The Attention Economy, Explained

You are not the customer. You are the product. Understanding the economic logic that shaped the internet is the first step to navigating it with intention.

·7 min read

The Attention Economy, Explained

You are not the customer. You are the product. Understanding the economic logic that shaped the internet is the first step to navigating it with intention.

The Scarce Resource

Economists talk about scarce resources — oil, land, skilled labour. In the digital age, the scarcest resource is something different: human attention. There are only 24 hours in a day. Every minute a person spends on one platform is a minute not spent on another.

This insight, developed by economist Herbert Simon and later named by Michael Goldhaber, reshapes how we understand the business models of nearly every major tech company.

The Incentive Structure

When your revenue comes from advertising, you are paid proportional to the amount of time users spend with your product. This creates a direct financial incentive to maximise engagement — not to maximise the user's wellbeing, productivity, or genuine satisfaction.
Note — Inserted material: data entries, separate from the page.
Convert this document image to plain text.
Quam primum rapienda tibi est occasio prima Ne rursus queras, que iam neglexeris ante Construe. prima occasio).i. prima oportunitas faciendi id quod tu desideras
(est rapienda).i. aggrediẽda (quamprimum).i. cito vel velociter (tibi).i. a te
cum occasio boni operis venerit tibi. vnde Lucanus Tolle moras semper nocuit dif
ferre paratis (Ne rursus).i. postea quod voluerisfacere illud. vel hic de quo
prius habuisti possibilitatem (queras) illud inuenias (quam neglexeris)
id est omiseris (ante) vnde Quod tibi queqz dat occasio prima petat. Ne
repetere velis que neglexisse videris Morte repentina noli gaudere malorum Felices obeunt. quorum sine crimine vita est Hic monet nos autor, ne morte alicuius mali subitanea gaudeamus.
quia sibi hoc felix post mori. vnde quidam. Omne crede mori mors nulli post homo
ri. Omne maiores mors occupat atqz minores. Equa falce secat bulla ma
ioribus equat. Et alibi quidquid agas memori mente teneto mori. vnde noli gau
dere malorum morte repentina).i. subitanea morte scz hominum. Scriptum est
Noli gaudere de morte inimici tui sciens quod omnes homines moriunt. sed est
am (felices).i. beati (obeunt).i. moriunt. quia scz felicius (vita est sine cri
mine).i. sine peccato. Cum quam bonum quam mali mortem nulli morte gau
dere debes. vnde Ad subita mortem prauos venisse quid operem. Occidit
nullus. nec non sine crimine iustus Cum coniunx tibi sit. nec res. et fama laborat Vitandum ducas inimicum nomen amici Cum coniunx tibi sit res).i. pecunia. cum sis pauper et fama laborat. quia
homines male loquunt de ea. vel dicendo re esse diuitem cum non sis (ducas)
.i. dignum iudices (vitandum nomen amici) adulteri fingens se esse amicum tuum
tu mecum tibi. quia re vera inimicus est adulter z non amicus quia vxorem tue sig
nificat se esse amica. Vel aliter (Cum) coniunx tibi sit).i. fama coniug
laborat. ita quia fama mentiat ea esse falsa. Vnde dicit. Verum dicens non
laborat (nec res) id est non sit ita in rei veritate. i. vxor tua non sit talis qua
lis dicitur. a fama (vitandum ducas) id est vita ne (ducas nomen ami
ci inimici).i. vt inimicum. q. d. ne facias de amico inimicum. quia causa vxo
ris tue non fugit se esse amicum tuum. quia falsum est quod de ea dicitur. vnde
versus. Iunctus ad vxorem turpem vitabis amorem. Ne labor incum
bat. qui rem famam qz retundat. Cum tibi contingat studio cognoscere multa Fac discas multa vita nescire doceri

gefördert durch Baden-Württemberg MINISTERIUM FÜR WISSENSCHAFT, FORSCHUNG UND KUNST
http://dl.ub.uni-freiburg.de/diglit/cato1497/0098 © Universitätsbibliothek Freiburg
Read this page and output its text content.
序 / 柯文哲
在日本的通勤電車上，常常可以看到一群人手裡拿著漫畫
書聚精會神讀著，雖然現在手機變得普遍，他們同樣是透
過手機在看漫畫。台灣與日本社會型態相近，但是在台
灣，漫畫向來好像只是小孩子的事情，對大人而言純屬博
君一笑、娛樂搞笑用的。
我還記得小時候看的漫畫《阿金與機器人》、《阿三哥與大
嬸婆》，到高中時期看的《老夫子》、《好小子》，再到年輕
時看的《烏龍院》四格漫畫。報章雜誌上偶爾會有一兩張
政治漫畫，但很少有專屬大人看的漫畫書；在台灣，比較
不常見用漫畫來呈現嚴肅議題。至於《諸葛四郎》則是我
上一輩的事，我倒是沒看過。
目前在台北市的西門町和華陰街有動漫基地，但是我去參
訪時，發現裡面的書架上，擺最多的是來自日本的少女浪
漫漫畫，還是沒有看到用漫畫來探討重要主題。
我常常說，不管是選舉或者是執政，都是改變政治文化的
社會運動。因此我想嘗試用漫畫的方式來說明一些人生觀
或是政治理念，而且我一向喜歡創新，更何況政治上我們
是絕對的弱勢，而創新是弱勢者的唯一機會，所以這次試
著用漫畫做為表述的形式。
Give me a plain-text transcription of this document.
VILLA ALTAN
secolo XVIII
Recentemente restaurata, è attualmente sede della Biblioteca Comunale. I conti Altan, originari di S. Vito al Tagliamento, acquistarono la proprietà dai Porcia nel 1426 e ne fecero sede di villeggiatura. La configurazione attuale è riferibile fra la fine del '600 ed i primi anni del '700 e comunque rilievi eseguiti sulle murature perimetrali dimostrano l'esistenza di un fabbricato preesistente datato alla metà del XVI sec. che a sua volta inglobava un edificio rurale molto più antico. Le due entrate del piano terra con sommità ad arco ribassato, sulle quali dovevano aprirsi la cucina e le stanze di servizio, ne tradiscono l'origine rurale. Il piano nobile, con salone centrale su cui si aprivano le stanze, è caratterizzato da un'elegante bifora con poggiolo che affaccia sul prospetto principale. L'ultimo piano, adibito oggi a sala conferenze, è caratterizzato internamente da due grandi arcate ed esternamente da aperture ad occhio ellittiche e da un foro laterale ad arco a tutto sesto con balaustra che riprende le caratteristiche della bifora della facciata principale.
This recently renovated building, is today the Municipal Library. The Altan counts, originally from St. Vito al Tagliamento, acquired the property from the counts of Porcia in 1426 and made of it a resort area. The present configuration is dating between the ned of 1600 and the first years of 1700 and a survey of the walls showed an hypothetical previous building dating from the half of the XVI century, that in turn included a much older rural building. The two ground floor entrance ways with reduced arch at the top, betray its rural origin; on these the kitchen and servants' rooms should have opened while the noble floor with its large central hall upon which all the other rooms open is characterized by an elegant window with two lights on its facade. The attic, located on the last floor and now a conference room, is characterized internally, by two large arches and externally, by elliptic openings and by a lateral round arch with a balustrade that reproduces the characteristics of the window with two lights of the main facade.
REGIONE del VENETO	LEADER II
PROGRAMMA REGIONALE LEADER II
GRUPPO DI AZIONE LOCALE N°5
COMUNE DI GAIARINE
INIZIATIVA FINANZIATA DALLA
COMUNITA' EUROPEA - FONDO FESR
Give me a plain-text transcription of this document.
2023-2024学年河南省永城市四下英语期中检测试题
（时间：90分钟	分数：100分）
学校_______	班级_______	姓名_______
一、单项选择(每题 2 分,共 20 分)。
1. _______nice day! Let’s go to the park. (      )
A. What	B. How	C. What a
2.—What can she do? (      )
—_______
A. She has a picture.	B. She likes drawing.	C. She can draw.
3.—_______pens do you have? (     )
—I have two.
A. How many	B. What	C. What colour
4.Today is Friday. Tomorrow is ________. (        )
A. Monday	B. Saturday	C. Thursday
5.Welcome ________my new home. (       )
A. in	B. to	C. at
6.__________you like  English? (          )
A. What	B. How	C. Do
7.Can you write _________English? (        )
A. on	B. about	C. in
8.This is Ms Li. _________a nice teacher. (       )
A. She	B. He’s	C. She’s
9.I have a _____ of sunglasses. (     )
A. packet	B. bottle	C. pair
Maximising engagement means maximising emotional activation. Anger, anxiety, and outrage are more activating than contentment. This is not a conspiracy — it's a consequence of optimising a metric that only partially captures what we actually value.

What Gets Optimised

Platform algorithms, over years of refinement, have become extraordinarily good at predicting what will keep you scrolling. They've discovered that:

  • Novelty triggers dopamine responses and keeps us checking for new content
  • Social validation (likes, comments) activates reward circuitry
  • Uncertainty (will there be a new like? a new message?) is more engaging than certainty
  • Outrage generates comments and shares, feeding engagement loops

None of this was designed to harm you. It emerged because it worked, and what worked got selected for.

Consuming With Awareness

Understanding the system doesn't make you immune to it — but it does shift your relationship to it. A few practices that help:

  • Intention before opening: know why you're opening an app before you open it
  • Time-bounding: set a specific allocation and honour it
  • Feed curation: actively shape what algorithms show you, rather than accepting defaults
  • Exit on completion: close the app when you've achieved your intended purpose, rather than continuing until friction stops you

Mindful media consumption isn't about rejection. It's about using these tools on your terms rather than theirs.